The family left Sweden on December 6, 1809, via three separate carriages. Gustaf Adolf and Frederica traveled in one carriage, escorted by general Skjöldebrand; their son Gustaf traveled in the second with colonel baron Posse; and their daughters and their governess von Panhuys traveled in the last carriage escorted by colonel von Otter.

Frederica was offered to be escorted with all honors due to being a member of the house of Baden if she traveled alone, but declined and brought no courtier with her, only her German chamber maid Elisabeth Freidlein. The family left for Germany by ship from Karlskrona on December 6.

Exile

After having been denied to travel to Great Britain, the former king and queen settled in the duchy of Baden, where they arrived February 10, 1810. After having become private persons, the incompatibility between Frederica and Gustaf Adolf immediately became known in their different view in how to live their lives.

Gustaf Adolf wished to live a simple family life in a congregation of the Moravian church in Christiansfeld in Slesvig or Switzerland, while Frederica wished to settle in the palace Meersburg at Bodensee, which was granted her by her family.

Their sexual differences was also brought to the surface, as Frederica refused sexual intercourse because she did not wish to give birth to exiled royalty. These differences caused Gustaf Adolf to leave alone for Basel in Switzerland in April 1810, from which he expressed complaints about their sexual incompatibility and demanded a divorce.

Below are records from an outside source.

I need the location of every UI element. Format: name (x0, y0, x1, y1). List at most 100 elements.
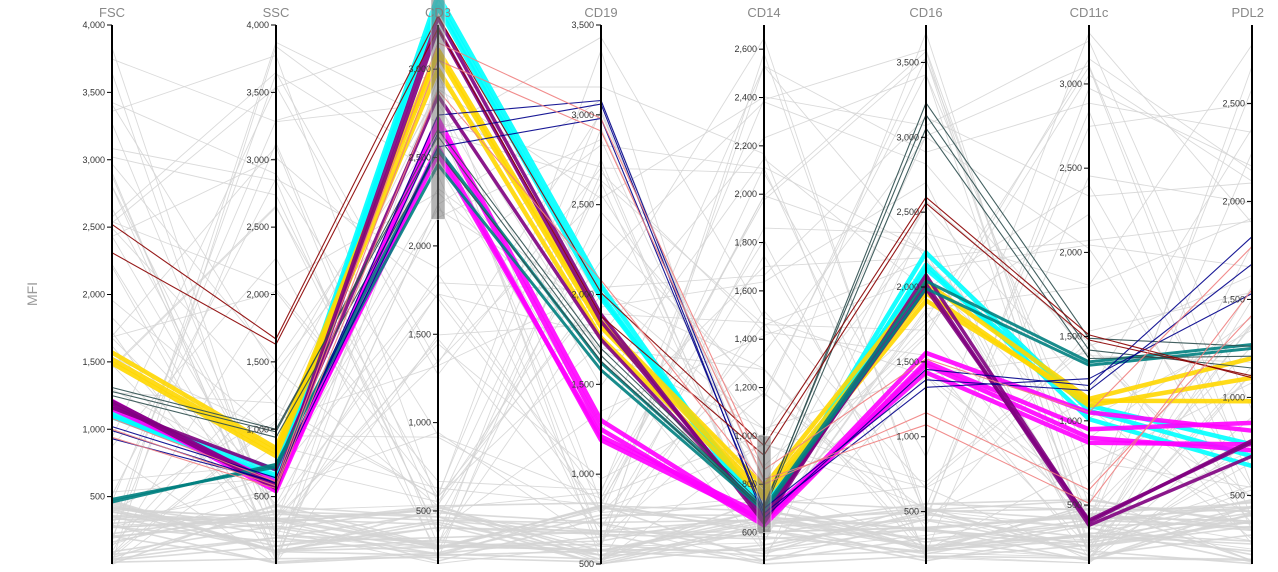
tick-label: 3,500 (82, 87, 105, 97)
axes: FSC 500 1,000 1,500 2,000 2,500 3,000 3,500 4,00… (82, 0, 1264, 569)
background-line (111, 31, 1253, 563)
tick-label: 1,000 (896, 432, 919, 442)
background-line (111, 505, 1253, 562)
tick-label: 2,000 (1059, 247, 1082, 257)
tick-label: 1,000 (734, 431, 757, 441)
tick-label: 1,400 (734, 334, 757, 344)
tick-label: 1,000 (1059, 416, 1082, 426)
tick-label: 800 (742, 479, 757, 489)
tick-label: 500 (90, 492, 105, 502)
tick-label: 1,500 (1222, 294, 1245, 304)
series-line (111, 103, 1253, 519)
tick-label: 2,500 (896, 207, 919, 217)
background-line (111, 44, 1253, 547)
tick-label: 1,200 (734, 383, 757, 393)
tick-label: 2,200 (734, 141, 757, 151)
tick-label: 2,000 (246, 290, 269, 300)
background-line (111, 282, 1253, 551)
tick-label: 1,000 (571, 469, 594, 479)
tick-label: 1,500 (571, 379, 594, 389)
tick-label: 1,000 (1222, 392, 1245, 402)
tick-label: 2,500 (571, 200, 594, 210)
background-line (111, 507, 1253, 548)
axis-title-cd11c: CD11c (1070, 5, 1109, 20)
background-line (111, 499, 1253, 552)
tick-label: 2,000 (1222, 196, 1245, 206)
tick-label: 4,000 (246, 20, 269, 30)
tick-label: 1,500 (246, 357, 269, 367)
axis-title-cd14: CD14 (747, 5, 780, 20)
background-line (111, 172, 1253, 562)
tick-label: 1,800 (734, 238, 757, 248)
background-line (111, 136, 1253, 519)
tick-label: 4,000 (82, 20, 105, 30)
background-line (111, 58, 1253, 469)
tick-label: 500 (254, 492, 269, 502)
background-line (111, 508, 1253, 565)
series-line (111, 89, 1253, 491)
tick-label: 3,500 (246, 87, 269, 97)
background-line (111, 505, 1253, 565)
series-line (111, 42, 1253, 483)
y-axis-label: MFI (24, 282, 40, 306)
background-line (111, 506, 1253, 565)
axis-title-ssc: SSC (263, 5, 290, 20)
axis-title-pdl2: PDL2 (1231, 5, 1264, 20)
background-lines (111, 30, 1253, 565)
tick-label: 1,500 (896, 357, 919, 367)
brush-cd3[interactable] (430, 0, 446, 220)
tick-label: 2,000 (408, 241, 431, 251)
background-line (111, 128, 1253, 505)
series-line (111, 114, 1253, 507)
background-line (111, 40, 1253, 411)
highlighted-lines (110, 0, 1253, 528)
background-line (111, 192, 1253, 499)
axis-title-cd16: CD16 (909, 5, 942, 20)
background-line (111, 36, 1253, 548)
tick-label: 500 (904, 507, 919, 517)
background-line (111, 506, 1253, 556)
tick-label: 1,000 (246, 424, 269, 434)
background-line (111, 74, 1253, 509)
background-line (111, 30, 1253, 523)
series-line (111, 59, 1253, 504)
brush-cd14[interactable] (756, 435, 772, 533)
tick-label: 3,000 (246, 155, 269, 165)
background-line (111, 506, 1253, 561)
axis-title-cd19: CD19 (584, 5, 617, 20)
tick-label: 1,500 (82, 357, 105, 367)
tick-label: 1,000 (82, 424, 105, 434)
tick-label: 2,500 (1059, 163, 1082, 173)
tick-label: 2,000 (734, 189, 757, 199)
tick-label: 500 (1067, 500, 1082, 510)
background-line (111, 205, 1253, 532)
background-line (111, 144, 1253, 515)
background-line (111, 127, 1253, 559)
background-line (111, 41, 1253, 542)
tick-label: 500 (1230, 490, 1245, 500)
tick-label: 3,000 (82, 155, 105, 165)
axis-title-fsc: FSC (99, 5, 125, 20)
tick-label: 3,500 (571, 20, 594, 30)
tick-label: 2,600 (734, 44, 757, 54)
background-line (111, 109, 1253, 520)
background-line (111, 148, 1253, 560)
tick-label: 500 (579, 559, 594, 569)
series-line (111, 127, 1253, 512)
background-line (111, 101, 1253, 503)
series-line (111, 117, 1253, 514)
tick-label: 1,600 (734, 286, 757, 296)
background-line (111, 91, 1253, 555)
tick-label: 3,500 (896, 57, 919, 67)
background-line (111, 121, 1253, 554)
tick-label: 3,000 (571, 110, 594, 120)
tick-label: 600 (742, 528, 757, 538)
tick-label: 2,000 (896, 282, 919, 292)
background-line (111, 141, 1253, 539)
tick-label: 1,500 (408, 329, 431, 339)
background-line (111, 500, 1253, 540)
background-line (111, 50, 1253, 550)
series-line (111, 27, 1253, 456)
background-line (111, 54, 1253, 524)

The couple made two attempts to reconcile in person: once in Switzerland in July, and a second time in Altenburg in Thüringen in September. The attempts of reconciliation was unsuccessful and in 1811, Gustaf Adolf issued divorce negotiations with her mother, stating that he wished to be able to marry again.

Frederica was not willing to divorce, and her mother suggested that Gustaf Adolf entered some kind of secret morganatic marriage on the side to avoid the scandal of divorce. Gustaf Adolf did agree to this suggestion, but as they could not figure out how such a thing should be arranged, a proper divorce was finally issued in February 1812.

In the divorce settlement, Gustaf Adolf renounced all his assets in both Sweden and abroad, as well as his future assets in the form of his inheritance rights after his mother, to his children; he also renounced the custody and guardianship of his children.

Two years later, Fredrica placed her children under the guardianship of her brother-in-law, the Russian Tsar Alexander. Frederica kept in contact through correspondence with Queen Charlotte of Sweden, whom she entrusted her economic interests in Sweden, as well as with her former mother-in-law, and while she did not contact Gustaf Adolf directly, she kept informed about his life and often contributed financially to his economy without his knowledge.

Frederica settled in the castle Bruchsal in Baden, but also acquired several other residences in Baden as well as a country villa, Villamont, outside Lausanne in Switzerland. In practice, she spent most of her time in the court of Karlsruhe from 1814 onward, and also traveled a lot around Germany, Switzerland and Italy, using the name Countess Itterburg after a ruin in Hesse, which she had acquired.

In accordance with the abdication terms, she kept her title of queen and had her own court, headed by the Swedish baron O. M. Munck af Fulkila, and kept in close contact with her many relatives and family in Germany. According to her ladies-in-waiting, she turned down proposals from her former brother-in-law Friedrich Wilhelm of Braunschweig-Oels, and King Friedrich Wilhelm III of Prussia.

She was rumoured to have secretly married her son’s tutor, the French-Swiss J.N.G. de Polier-Vernland, possibly in 1823.

In 1819, her daughter Sophia married the heir to the throne of Baden, Frederica’s paternal half-uncle, the future Grand Duke Leopold I of Baden.

Her last years were plagued by weakened health. She died in Lausanne of a heart disease. She was buried in Schloss and Stiftskirche in Pforzheim, Germany.